Tuesday, April 13, 2010 8:42:00 AM

Anonymous Anonymous said...

Who is prosecuting Laurent Nkunda and for what? Do you seriously believe that Nkunda is undergoing trial in Rwanda? By the military tribunal? Last time I checked, Kagame was calling him (Nkunda) a freedom fighter. Kagame also said he wouldn’t be involved in Congo’s internal affairs. Not that I trust Kagame, but I hope someone is not falling for Kagame’s PR gimmick.
While it is true that Kagame stands to lose more, if he is, in fact responsible for chaos, it is also true that Kagame stands to “benefit” the most. The chaos reinforces a feeling of fear among the populace. With elections around the corner, this is very vital for RPF’s survival.
The grenades are being detonated in impoverished parts of Kigali. This seems to confirm my feeling that the person responsible is a Kigali insider, who wants to communicate but is reluctant to cause significant damage. Thus, there is a slight chance that different RPF factions are responsible for the chaos.
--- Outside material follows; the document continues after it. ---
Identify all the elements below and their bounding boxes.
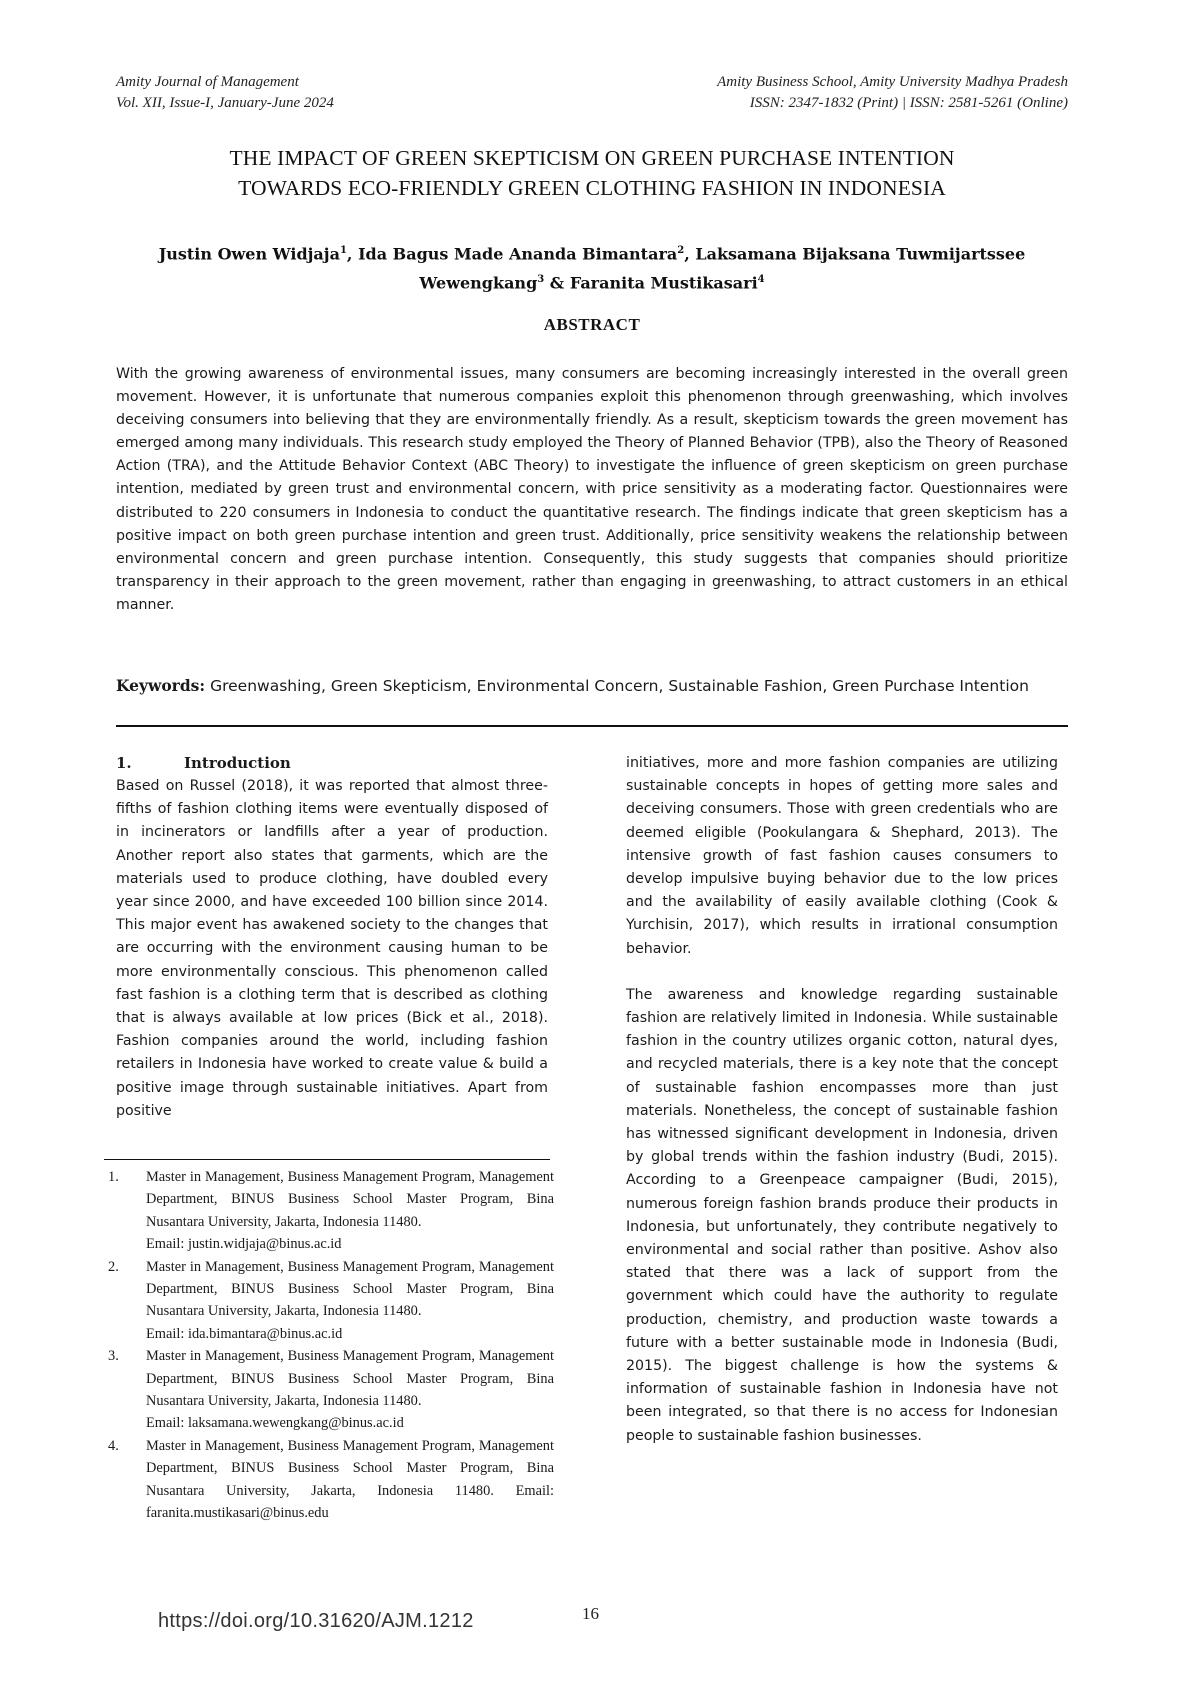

Tuesday, April 13, 2010 5:35:00 PM

Blogger texasinafrica said...

Did I say anyone was actually prosecuting Nkunda? The fact that his case is going through so many twists and turns is obvious evidence that at least part of the RPF doesn't intend to have him on trial.

Tuesday, April 13, 2010 8:29:00 PM

Anonymous Jeff said...

The normal Rwanda Reuters correspondent has been back in Britain for the past several weeks and won't be returning to Kigali for a couple more. I know him pretty well, and if he had been here, he would have covered the story.

Wednesday, April 14, 2010 8:21:00 AM

Anonymous Anonymous said...

True dat. I'll be back when the volcano stops spewing.

Counter to some of the rumours, I dont think Kagame was responsible for the eruption in Iceland.

Monday, April 19, 2010 5:17:00 AM

Anonymous Anonymous said...

@anonymous.....you funny.

To all Kagame skeptics and haters; He is winning again and going to prosper the country to even greater heights. So sit wherever you are and wallow. We in Rwanda love him and care for what he does for us.